Ants teach us the value of hard work. As they provide and gather, Solomon looks at another man: “How long will you slumber, O sluggard? When will you rise from your sleep?” (Prov 6:9). He shows us the end of this man: “So shall your poverty come on you like a prowler, and your need like an armed man” (Prov 6:11). Laziness will lead to poverty, with precious few exceptions. But there are no poor ants! Their hard work sustains them! Christians need a willingness to work hard to earn their wages, and to work even harder to please their Lord. There is tremendous value in this! Many of us might prefer to just stay in bed, but working hard anyway will bless our lives physically and spiritually!

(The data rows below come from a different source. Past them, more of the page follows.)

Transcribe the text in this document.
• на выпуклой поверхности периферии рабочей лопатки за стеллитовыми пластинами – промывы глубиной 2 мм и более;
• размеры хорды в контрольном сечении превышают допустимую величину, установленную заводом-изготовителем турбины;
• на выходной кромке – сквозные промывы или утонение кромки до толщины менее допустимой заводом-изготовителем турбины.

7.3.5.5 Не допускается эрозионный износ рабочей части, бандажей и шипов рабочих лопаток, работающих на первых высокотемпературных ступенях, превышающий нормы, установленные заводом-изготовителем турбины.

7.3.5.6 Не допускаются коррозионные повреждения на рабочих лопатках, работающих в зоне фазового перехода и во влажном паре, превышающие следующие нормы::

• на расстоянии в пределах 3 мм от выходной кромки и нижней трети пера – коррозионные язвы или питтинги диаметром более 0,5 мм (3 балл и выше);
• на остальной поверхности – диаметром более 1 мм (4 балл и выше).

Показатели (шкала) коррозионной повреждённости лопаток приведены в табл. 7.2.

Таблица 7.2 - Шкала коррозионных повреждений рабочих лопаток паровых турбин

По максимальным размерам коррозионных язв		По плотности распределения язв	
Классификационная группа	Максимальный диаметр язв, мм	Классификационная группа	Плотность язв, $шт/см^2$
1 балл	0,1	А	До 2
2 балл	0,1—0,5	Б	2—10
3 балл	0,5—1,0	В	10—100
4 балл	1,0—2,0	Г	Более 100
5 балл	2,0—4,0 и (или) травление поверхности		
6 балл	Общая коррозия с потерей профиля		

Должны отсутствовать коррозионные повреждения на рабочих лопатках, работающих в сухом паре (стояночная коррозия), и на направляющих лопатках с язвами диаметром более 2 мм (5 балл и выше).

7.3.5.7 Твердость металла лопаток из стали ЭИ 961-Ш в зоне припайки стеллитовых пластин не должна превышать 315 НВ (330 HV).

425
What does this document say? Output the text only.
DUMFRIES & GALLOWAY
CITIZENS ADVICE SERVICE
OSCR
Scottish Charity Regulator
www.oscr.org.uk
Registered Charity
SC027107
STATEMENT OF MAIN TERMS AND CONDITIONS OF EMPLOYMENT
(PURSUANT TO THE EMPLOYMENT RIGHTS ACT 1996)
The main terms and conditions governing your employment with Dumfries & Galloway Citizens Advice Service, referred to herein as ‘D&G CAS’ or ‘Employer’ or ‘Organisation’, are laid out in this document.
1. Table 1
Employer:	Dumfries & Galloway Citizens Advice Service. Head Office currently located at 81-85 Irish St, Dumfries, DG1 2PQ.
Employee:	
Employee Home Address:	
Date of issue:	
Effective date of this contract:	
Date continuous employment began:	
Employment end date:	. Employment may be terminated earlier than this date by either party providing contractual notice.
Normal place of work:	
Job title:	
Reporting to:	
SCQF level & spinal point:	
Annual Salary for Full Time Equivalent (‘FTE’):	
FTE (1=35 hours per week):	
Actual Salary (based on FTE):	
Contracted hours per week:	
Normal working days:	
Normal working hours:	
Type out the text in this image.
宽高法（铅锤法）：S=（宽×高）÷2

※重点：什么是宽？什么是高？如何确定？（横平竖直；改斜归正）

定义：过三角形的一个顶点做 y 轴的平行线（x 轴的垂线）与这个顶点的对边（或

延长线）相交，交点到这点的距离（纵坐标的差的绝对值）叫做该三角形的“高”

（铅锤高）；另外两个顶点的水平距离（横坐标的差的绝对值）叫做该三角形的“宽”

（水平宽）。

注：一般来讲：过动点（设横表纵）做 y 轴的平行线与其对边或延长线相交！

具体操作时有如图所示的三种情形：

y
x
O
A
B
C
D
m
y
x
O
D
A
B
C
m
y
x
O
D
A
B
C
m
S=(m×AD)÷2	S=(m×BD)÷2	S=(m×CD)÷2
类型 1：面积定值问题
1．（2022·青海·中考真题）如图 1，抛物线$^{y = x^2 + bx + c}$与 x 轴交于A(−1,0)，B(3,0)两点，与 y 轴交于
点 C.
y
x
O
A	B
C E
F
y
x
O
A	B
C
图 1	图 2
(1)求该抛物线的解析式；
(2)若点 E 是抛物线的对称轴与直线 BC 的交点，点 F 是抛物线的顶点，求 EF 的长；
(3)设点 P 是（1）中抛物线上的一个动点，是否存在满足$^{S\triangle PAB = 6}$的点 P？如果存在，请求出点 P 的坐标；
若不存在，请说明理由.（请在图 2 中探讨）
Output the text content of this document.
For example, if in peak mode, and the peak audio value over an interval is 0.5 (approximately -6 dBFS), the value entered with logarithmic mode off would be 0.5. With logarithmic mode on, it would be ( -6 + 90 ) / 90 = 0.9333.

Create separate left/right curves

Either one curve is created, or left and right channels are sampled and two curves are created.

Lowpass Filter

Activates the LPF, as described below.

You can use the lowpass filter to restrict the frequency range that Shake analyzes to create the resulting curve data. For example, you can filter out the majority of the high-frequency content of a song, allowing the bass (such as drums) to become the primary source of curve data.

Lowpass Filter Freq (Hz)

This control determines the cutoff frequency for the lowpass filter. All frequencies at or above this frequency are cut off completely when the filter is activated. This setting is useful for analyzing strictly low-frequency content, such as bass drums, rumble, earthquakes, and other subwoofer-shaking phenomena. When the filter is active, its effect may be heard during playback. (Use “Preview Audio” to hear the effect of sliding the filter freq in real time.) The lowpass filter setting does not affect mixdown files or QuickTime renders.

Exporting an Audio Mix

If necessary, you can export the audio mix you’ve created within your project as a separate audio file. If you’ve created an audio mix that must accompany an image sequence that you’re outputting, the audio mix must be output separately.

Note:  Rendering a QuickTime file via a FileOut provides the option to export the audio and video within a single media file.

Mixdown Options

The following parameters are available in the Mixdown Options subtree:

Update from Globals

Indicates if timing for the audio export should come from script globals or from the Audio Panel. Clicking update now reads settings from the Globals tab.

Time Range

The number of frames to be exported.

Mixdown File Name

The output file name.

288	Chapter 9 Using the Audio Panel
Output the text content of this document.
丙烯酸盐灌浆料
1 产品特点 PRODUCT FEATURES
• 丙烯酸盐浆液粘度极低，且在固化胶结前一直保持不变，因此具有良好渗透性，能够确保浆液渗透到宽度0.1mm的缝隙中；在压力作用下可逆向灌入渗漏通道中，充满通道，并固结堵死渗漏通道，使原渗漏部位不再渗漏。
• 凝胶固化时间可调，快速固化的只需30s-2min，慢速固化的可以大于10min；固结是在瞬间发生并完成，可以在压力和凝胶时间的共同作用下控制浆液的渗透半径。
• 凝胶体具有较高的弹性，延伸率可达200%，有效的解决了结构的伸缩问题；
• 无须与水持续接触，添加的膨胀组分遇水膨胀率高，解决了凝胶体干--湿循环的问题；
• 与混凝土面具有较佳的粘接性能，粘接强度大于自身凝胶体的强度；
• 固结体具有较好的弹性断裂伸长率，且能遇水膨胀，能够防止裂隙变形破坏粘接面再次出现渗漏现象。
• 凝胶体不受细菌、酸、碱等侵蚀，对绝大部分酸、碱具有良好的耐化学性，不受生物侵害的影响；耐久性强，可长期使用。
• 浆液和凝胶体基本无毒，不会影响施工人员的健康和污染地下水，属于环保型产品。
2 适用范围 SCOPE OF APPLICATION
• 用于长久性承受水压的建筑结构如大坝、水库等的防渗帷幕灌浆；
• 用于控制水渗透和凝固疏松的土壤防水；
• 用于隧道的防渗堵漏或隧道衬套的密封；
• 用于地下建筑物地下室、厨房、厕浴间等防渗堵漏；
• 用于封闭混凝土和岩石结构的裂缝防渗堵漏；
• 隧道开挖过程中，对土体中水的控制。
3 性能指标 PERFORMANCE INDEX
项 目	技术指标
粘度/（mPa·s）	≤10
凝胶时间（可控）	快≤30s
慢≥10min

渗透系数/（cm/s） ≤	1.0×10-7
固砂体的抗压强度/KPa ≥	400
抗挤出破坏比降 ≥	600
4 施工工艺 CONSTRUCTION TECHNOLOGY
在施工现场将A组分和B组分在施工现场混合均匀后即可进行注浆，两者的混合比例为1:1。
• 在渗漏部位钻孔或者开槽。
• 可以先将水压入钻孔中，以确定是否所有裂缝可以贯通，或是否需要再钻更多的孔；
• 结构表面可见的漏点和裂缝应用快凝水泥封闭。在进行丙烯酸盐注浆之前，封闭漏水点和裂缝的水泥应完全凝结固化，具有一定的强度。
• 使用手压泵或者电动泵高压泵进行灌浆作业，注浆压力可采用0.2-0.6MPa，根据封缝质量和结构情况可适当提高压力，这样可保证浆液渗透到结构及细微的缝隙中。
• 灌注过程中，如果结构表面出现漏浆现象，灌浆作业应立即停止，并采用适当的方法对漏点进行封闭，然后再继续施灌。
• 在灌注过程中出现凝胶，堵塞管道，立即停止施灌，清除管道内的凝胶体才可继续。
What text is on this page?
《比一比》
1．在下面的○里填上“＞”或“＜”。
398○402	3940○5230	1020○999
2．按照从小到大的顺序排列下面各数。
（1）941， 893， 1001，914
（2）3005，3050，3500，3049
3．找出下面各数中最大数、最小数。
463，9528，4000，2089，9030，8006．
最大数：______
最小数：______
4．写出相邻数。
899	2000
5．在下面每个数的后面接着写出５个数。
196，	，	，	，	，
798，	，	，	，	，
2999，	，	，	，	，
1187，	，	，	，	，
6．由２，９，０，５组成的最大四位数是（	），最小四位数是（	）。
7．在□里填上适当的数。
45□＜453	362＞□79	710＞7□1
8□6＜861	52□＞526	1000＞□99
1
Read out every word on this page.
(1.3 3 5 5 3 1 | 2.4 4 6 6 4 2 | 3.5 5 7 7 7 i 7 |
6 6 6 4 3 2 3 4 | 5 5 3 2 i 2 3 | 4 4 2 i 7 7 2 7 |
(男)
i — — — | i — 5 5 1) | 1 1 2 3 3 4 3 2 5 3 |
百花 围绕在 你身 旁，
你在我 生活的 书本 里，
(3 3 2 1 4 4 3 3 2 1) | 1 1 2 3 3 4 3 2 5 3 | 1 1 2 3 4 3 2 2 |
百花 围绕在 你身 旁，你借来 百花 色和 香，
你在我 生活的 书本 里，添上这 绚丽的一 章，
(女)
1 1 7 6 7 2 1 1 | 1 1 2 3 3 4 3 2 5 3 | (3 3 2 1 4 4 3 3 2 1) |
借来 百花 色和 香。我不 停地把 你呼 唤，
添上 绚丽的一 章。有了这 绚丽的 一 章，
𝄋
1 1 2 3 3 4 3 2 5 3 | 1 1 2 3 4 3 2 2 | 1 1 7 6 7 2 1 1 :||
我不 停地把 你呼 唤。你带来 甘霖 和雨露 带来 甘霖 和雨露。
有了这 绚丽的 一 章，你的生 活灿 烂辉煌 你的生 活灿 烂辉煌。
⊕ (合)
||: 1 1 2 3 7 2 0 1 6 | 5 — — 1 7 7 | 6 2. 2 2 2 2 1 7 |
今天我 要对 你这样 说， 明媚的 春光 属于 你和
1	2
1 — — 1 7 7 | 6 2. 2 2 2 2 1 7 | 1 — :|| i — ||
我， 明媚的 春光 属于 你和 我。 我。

We must beware the propensity we have to be lazy—both physically and spiritually. Go to the ant! “Consider her ways and be wise”! Think on these things!

The Scriptures tell us that we need to be aware of the seasons.  We will have times in our lives when we have easy access to teaching, fellowship and worship with God’s people.  That is wonderful when it happens.  But there will also be dry times.  So you need to be storing up spiritual strength when you can, so that we will not starve in the dry periods. This takes many forms.  We need to learn how to pray – so that when we need to we can.  We need to develop good Christian friends – so that one of us is in need, the other is there to help.

We need to know that the scripture predicts times of hardship and persecution.  Are we headed toward a season of hardship for Christians?  I cannot say, but I can say, that now we ought to be gathering the harvest.